Substituting genetic ancestry for race in research? Not so fast

RAss, widely used as a variable in biomedical research and medicine, is an appropriate proxy for racism—but not anything biological. Proposals to use genetic ancestry instead of race risk perpetuating the same problems.

Dozens of algorithms widely used in clinical care include an adjustment factor for a patient’s race. For example, estimating kidney function returns different results depending on whether the patient’s race is entered as Black or Non-Black, although at least for kidney function, the use of race is questioned. Some drugs have only been approved for those in certain self-identified racial groups. Researchers now routinely consider the race of participants at almost every step of the research process—from recruitment to analysis to interpretation of results.

Racial health disparities have reinvigorated the debate about whether this use of race is appropriate and its possible link to racism.


Of course, race is an important variable to track in order to understand the social drivers of health, including the impact of racism. But it is a highly problematic proxy for everything biological.

In an attempt to reflect on how to better capture potentially relevant biological differences between groups, a common suggestion is to turn to concepts from genetics, and in particular genetic ancestry.


But using genetic ancestry risks perpetuating the same problems as invoking race, several colleagues and I argue in a Policy Forum essay in the journal Science. We argue that genetic ancestry may be part of the solution to understanding our differential risks for disease development and response to therapies, but only if an appropriately complex conceptualization of it is adopted.

The danger of turning to genetic ancestry comes from the more prevalent way ancestry is currently used in genetics than continental categories like African ancestry, European ancestry, and the like. These categories are easily merged with racial categories. For example, European descent is equated with “white” race. As a result, a socio-political term is confused with a biological one. This well-intentioned “solution” ends up perpetuating the same problem inherent in racial categories: that people can be divided into a small number of types based on their biology. Such beliefs are the source of great harm. This represents an ethical imperative to move away from the use of continental ancestry categories.

There is also a scientific need to move away from their use. Here’s what genetic lineage means: A person’s genetic lineage is the pathways through their family tree by which they inherited each segment of their DNA. Population categories are not an integral part of this definition; Imposing any set of categories is a decision that researchers must make and justify.

There are good reasons not to impose continental ancestry categories.

Continental ancestry categories do not adequately capture human diversity. Reassembled datasets, as referenced in Science, highlight that there are no clear-cut categories of genetic variability, only fuzzy continuities. Recent high-profile studies in statistical genetics have shown that in many cases where the use of population categories was previously deemed necessary, categories can be avoided entirely.
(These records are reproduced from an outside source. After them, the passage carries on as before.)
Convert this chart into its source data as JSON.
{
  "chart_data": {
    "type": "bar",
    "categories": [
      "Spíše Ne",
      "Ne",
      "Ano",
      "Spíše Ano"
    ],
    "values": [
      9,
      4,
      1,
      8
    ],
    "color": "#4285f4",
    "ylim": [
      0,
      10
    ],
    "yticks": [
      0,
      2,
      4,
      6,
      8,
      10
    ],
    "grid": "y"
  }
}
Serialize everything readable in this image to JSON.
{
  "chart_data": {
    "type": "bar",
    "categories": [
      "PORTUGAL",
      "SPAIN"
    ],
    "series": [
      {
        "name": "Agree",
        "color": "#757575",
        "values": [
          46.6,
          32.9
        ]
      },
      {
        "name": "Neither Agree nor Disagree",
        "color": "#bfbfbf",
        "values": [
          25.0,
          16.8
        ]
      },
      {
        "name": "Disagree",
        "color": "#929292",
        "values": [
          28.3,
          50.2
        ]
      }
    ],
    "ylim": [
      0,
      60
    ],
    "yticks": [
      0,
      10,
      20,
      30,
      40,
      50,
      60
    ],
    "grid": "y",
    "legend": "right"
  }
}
If basic and translational researchers can avoid categories, they should.

Continental descent categories also give a very incomplete picture of our ancestors. Each of us has ancestors from every point in our species’ past. A group of ancestry categories reflects only one point in that past, so referring to only one group of categories flattens this multidimensional historical picture.

New data are increasingly enabling us to examine different time slices. For example, the human species interbred with Neanderthals 50,000 years ago. The best model suggests that 5,000 years ago, three distinct human groups in Europe mixed to forge modern-day Europeans. 500 years ago, waves of migration and trade in enslaved peoples created new patterns of genetic diversity in America. These different time slices can be medically relevant. For example, one of the key genetic variants linked to the severity of Covid-19 was later linked to a genomic region that humans inherited from Neanderthals. When researchers attempt to understand the relevance of human genetic background, they should routinely consider multiple sets of categories representing multiple time slices.

A consideration of the values, ethics, and purpose of human biology research should compel researchers and those who apply the findings of that research to move away from simple categorization and embrace a more complex version of genetic lineage – one that is continuous in nature of genetics reflects variation and its historical depth. Change is never easy. To achieve this, the research community needs at least new, widely available software tools to enable the use of categories representing multiple time slices, as well as educational materials for researchers, scientists and clinicians. And publishers and funders need to consider what types of works they will fund.

The willingness of academic and healthcare institutions to re-examine their use of race presents an opportunity to move away from the use of race as a biological variable. To make the most of this opportunity, they must embrace a complex conceptualization of genetic ancestry and not allow continental designations that affirm previous racial groups under supposedly race-blind language to become the new standard.

Anna CF Lewis is a Research Fellow at the EJ Safra Center for Ethics at Harvard University.